We took a break from the action after reading that Dudley was heading to the hospital to have his tail removed, and talked about what we would do if we had tails. Pig tails would be removed. They’re cute but would get in the way when we sit and wear pants. A prehensile monkey tail is a different story. While it poses the same apparel and seat challenges, such a thing would be so useful to climb and swing at the playground. Yes, a monkey tail is a keeper.

Reading with them is magical. Each chapter takes twice as long as it should as a consequence of their commentary. But it is fun. And when it’s time to call it a night, because one or the other is yawning and having trouble fighting the magnetic pull of her eyelids to one another, I feel sad.

Maybe it’s just that I’m tired too. Or it’s that I feel guilty because we don’t get to read like this every night. Some nights I’m not there. Some nights there is just no time. But really it’s more than that. I’m sad because I don’t want it to end.
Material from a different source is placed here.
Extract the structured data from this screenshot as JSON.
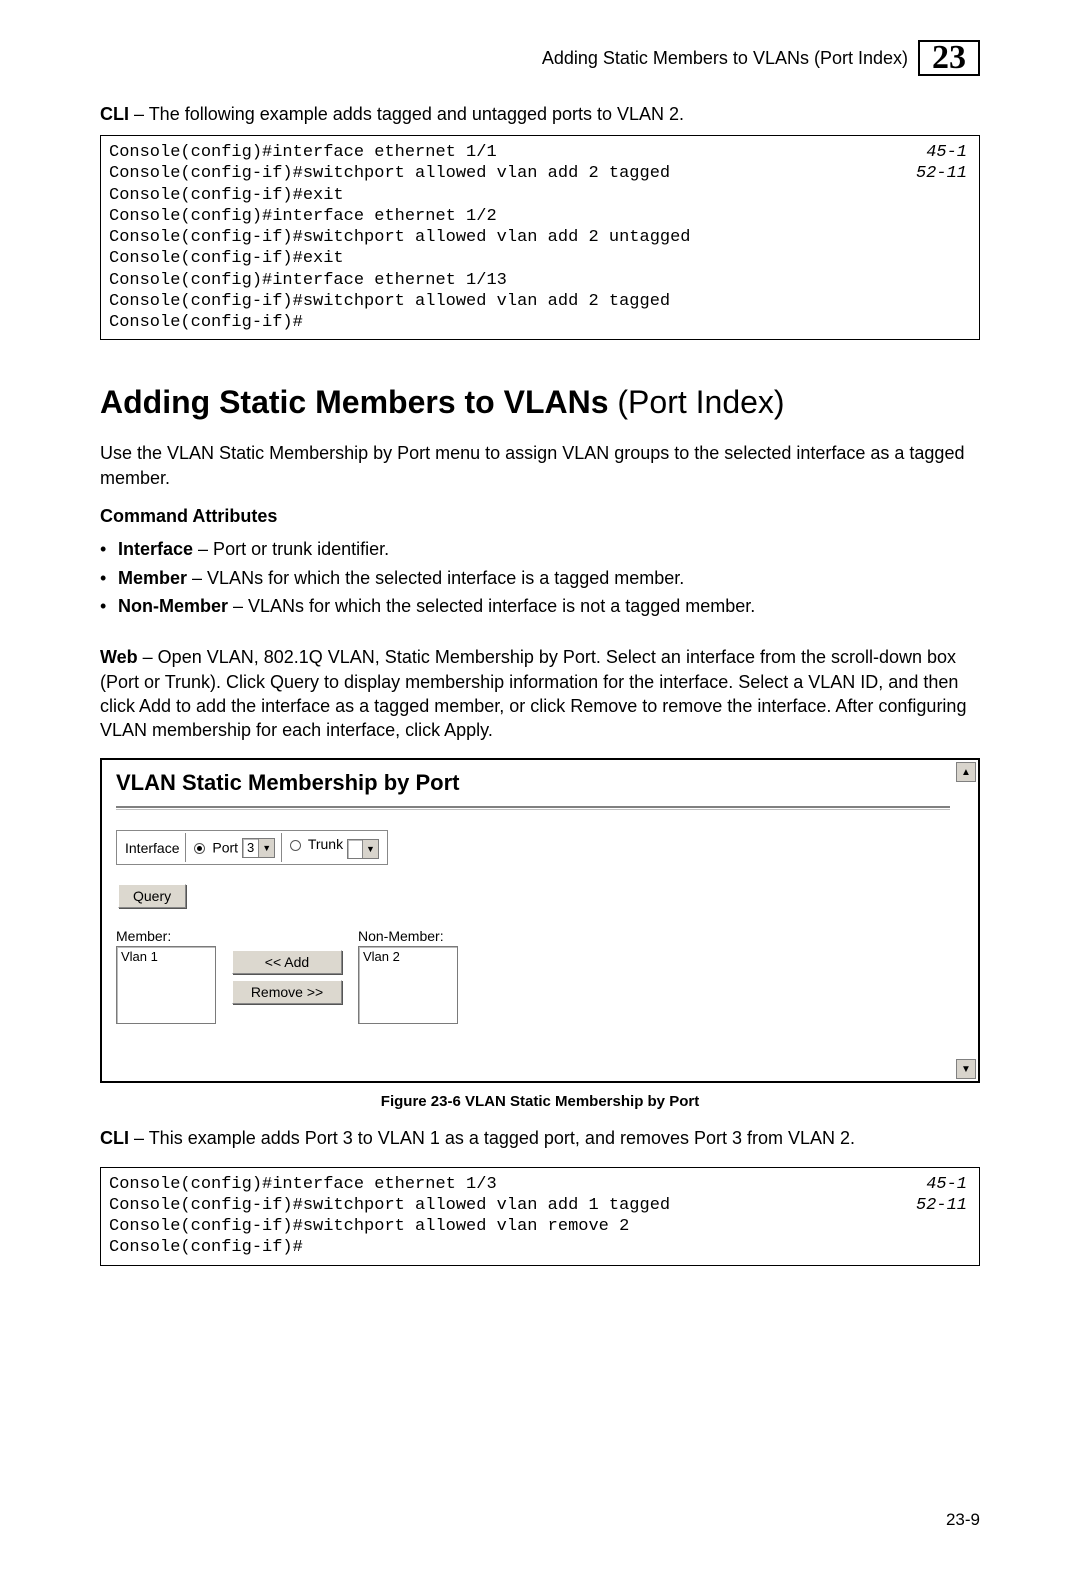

I know that this time is short-lived. That they won’t always let me read to them. They won’t always share their opinions, and questions, and visions with me. They won’t always think that having a prehensile tail would be cool.

Tonight I’ll be home. Tonight we’ll read some more, talk some more, and when they stop interrupting I’ll know that they are tired and it’s time to call it a night. Time to let them drift off to dreams of owls and powers of transfiguration. And I’ll try very hard not to be sad, and to appreciate that the magic of this time is a factor of its fleeting nature.

And when they begin to refuse my offers to read, and refuse to think that animal appendages are cool, I’ll look back on nights like these and remember their magic.